Source - The Duchess of Sussex, 41, reminisced about her “fascinating” experience as a briefcase girl on the “Deal or No Deal” game show. …

Markle said she would be on set for the game show and think back to her time as a college intern at the US Embassy in Argentina, where she was “being valued specifically for my brain.”

“Here, I was being valued for something quite the opposite,” she said about “Deal or No Deal.”

“There was a very cookie-cutter idea of precisely what we should look like,” Markle added, sharing that girls would line up at tapings for different stations where they would put on lashes, get extensions put in or get padding in their bras — and they even received spray tan vouchers every week.”

“It was solely about beauty, and not necessarily about brains,” she said. …

She ended up quitting the show, revealing she was “thankful for the job, but not how it made me feel, which was not smart.”

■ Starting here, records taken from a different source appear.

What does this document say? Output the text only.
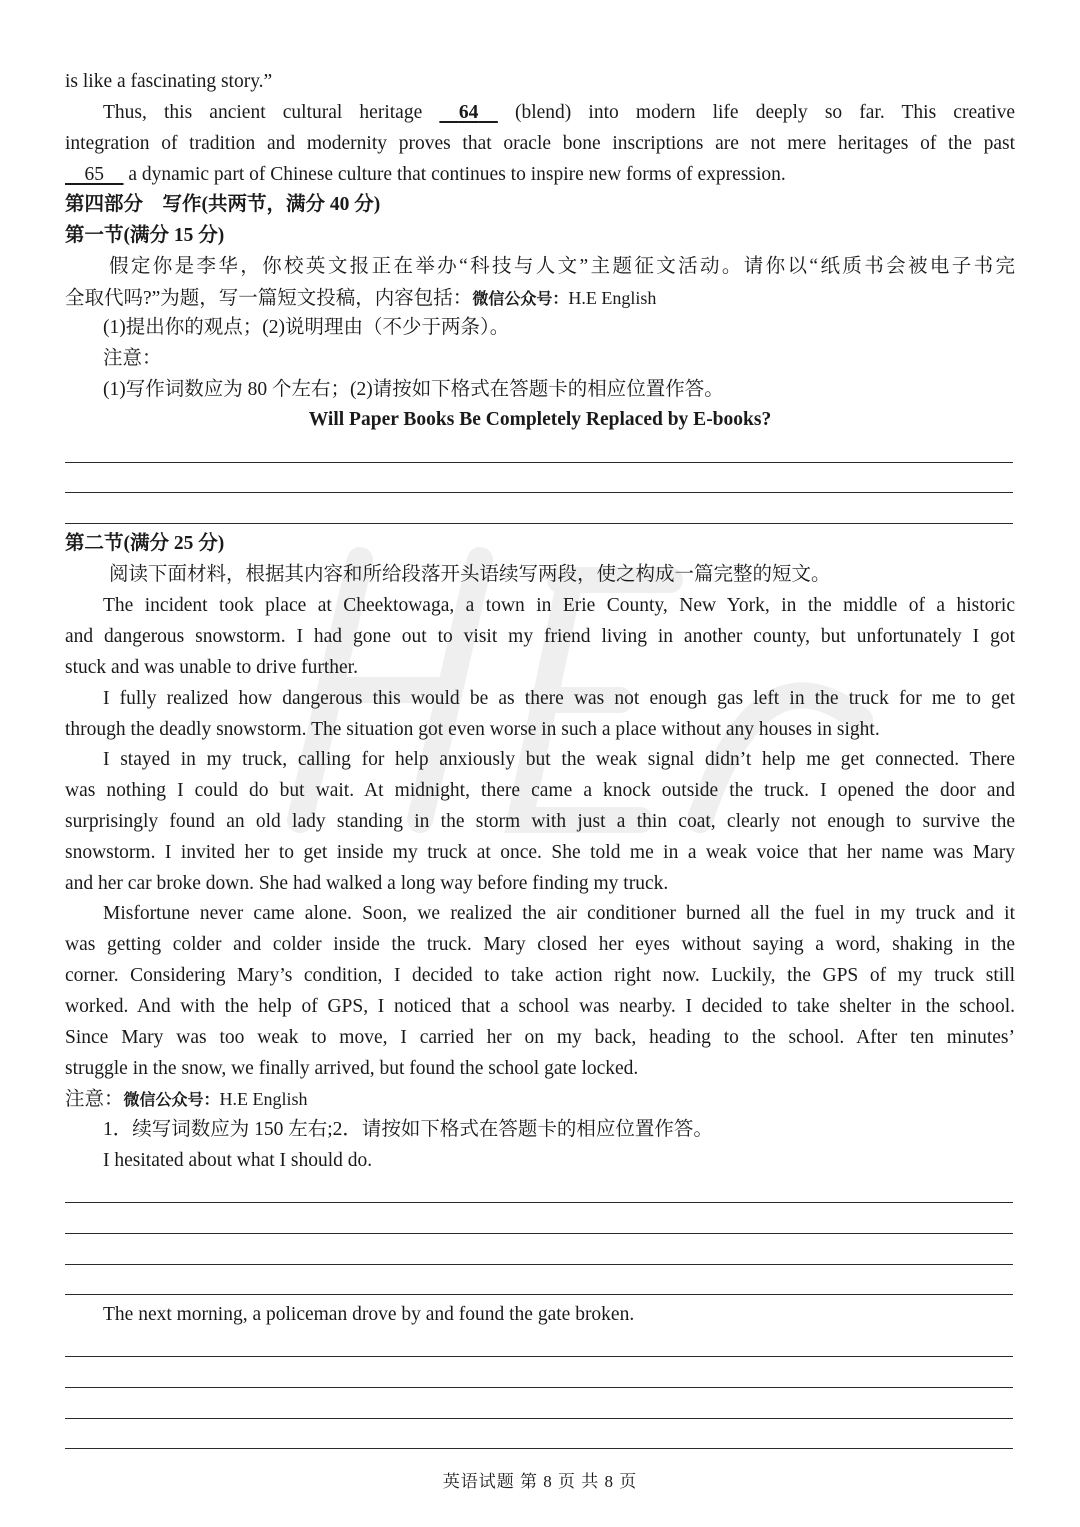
is like a fascinating story.”
Thus, this ancient cultural heritage     64     (blend) into modern life deeply so far. This creative
integration of tradition and modernity proves that oracle bone inscriptions are not mere heritages of the past
65     a dynamic part of Chinese culture that continues to inspire new forms of expression.
第四部分　写作(共两节，满分 40 分)
第一节(满分 15 分)
假定你是李华，你校英文报正在举办“科技与人文”主题征文活动。请你以“纸质书会被电子书完
全取代吗?”为题，写一篇短文投稿，内容包括：微信公众号：H.E English
(1)提出你的观点；(2)说明理由（不少于两条）。
注意：
(1)写作词数应为 80 个左右；(2)请按如下格式在答题卡的相应位置作答。
Will Paper Books Be Completely Replaced by E-books?
第二节(满分 25 分)
阅读下面材料，根据其内容和所给段落开头语续写两段，使之构成一篇完整的短文。
The incident took place at Cheektowaga, a town in Erie County, New York, in the middle of a historic
and dangerous snowstorm. I had gone out to visit my friend living in another county, but unfortunately I got
stuck and was unable to drive further.
I fully realized how dangerous this would be as there was not enough gas left in the truck for me to get
through the deadly snowstorm. The situation got even worse in such a place without any houses in sight.
I stayed in my truck, calling for help anxiously but the weak signal didn’t help me get connected. There
was nothing I could do but wait. At midnight, there came a knock outside the truck. I opened the door and
surprisingly found an old lady standing in the storm with just a thin coat, clearly not enough to survive the
snowstorm. I invited her to get inside my truck at once. She told me in a weak voice that her name was Mary
and her car broke down. She had walked a long way before finding my truck.
Misfortune never came alone. Soon, we realized the air conditioner burned all the fuel in my truck and it
was getting colder and colder inside the truck. Mary closed her eyes without saying a word, shaking in the
corner. Considering Mary’s condition, I decided to take action right now. Luckily, the GPS of my truck still
worked. And with the help of GPS, I noticed that a school was nearby. I decided to take shelter in the school.
Since Mary was too weak to move, I carried her on my back, heading to the school. After ten minutes’
struggle in the snow, we finally arrived, but found the school gate locked.
注意：微信公众号：H.E English
1．续写词数应为 150 左右;2．请按如下格式在答题卡的相应位置作答。
I hesitated about what I should do.
The next morning, a policeman drove by and found the gate broken.
英语试题 第 8 页 共 8 页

“I was surrounded by smart women on that stage with me, but that wasn’t the focus of why we were there,” Markle said.

“I would end up leaving with this pit in my stomach, knowing I was so much more than what was being objectified on the stage,” she continued. “I didn’t like feeling forced to be all looks and little substance. And that’s how it felt for me at the time, being reduced to this specific archetype.”

I'll confess that I never watched the show. So I checked some videos. And can confirm it was about beautiful models in pretty dresses holding up suitcases:

Suitcases containing dollar amounts that contestants were try to win. They're not the President's nuclear football. There's not a bomb inside they have to disarm. They're not filled with foam padding custom built to fit a sniper rifle they have to assemble in order to take out a terrorist from the roof of a building. The job was completely, utterly, 100% about looking good on TV. That's the only qualification for the job. And the only requirement once you get hired. And I will argue, Megan Markle performed quite capably in that task. 

But what kind of a raging narcissist do you have to be to take that job and then present yourself as a victim because no one was appreciating your genius? How self-possessed to you have to be to get paid to be a game show model, but resent how nobody stopped the show so you could you talk about your days handling diplomatic dispatches at the embassy in Buenos Aires? How hard do you have to believe you are the bright, shining center of the galaxy around which the rest of us orbit to think people want to hear you complain about how you were paid to be good-looking on network TV while your brilliant mind was being ignored? While you're married to a literal prince, living in a mansion next to Oprah, and have a $100 million deal with Netflix? And half the country is living on Ramens and can't afford to heat their houses this winter? 

Still, nice humblebrag, Duchess. We're all suitably impressed with your brilliance. I'm sure when those three physicists won the Nobel Prize for demonstrating Bell's Inequality that proved in laboratory experiments the incompatibility between quantum mechanics and classical physics, they only beat you to the punch by a day or so. And none of them look nearly as good in a gown as you. 

What an insufferable tool. Reading this gives me newfound respect for Vanna White and Barker's Beauties. They're the real American Royals.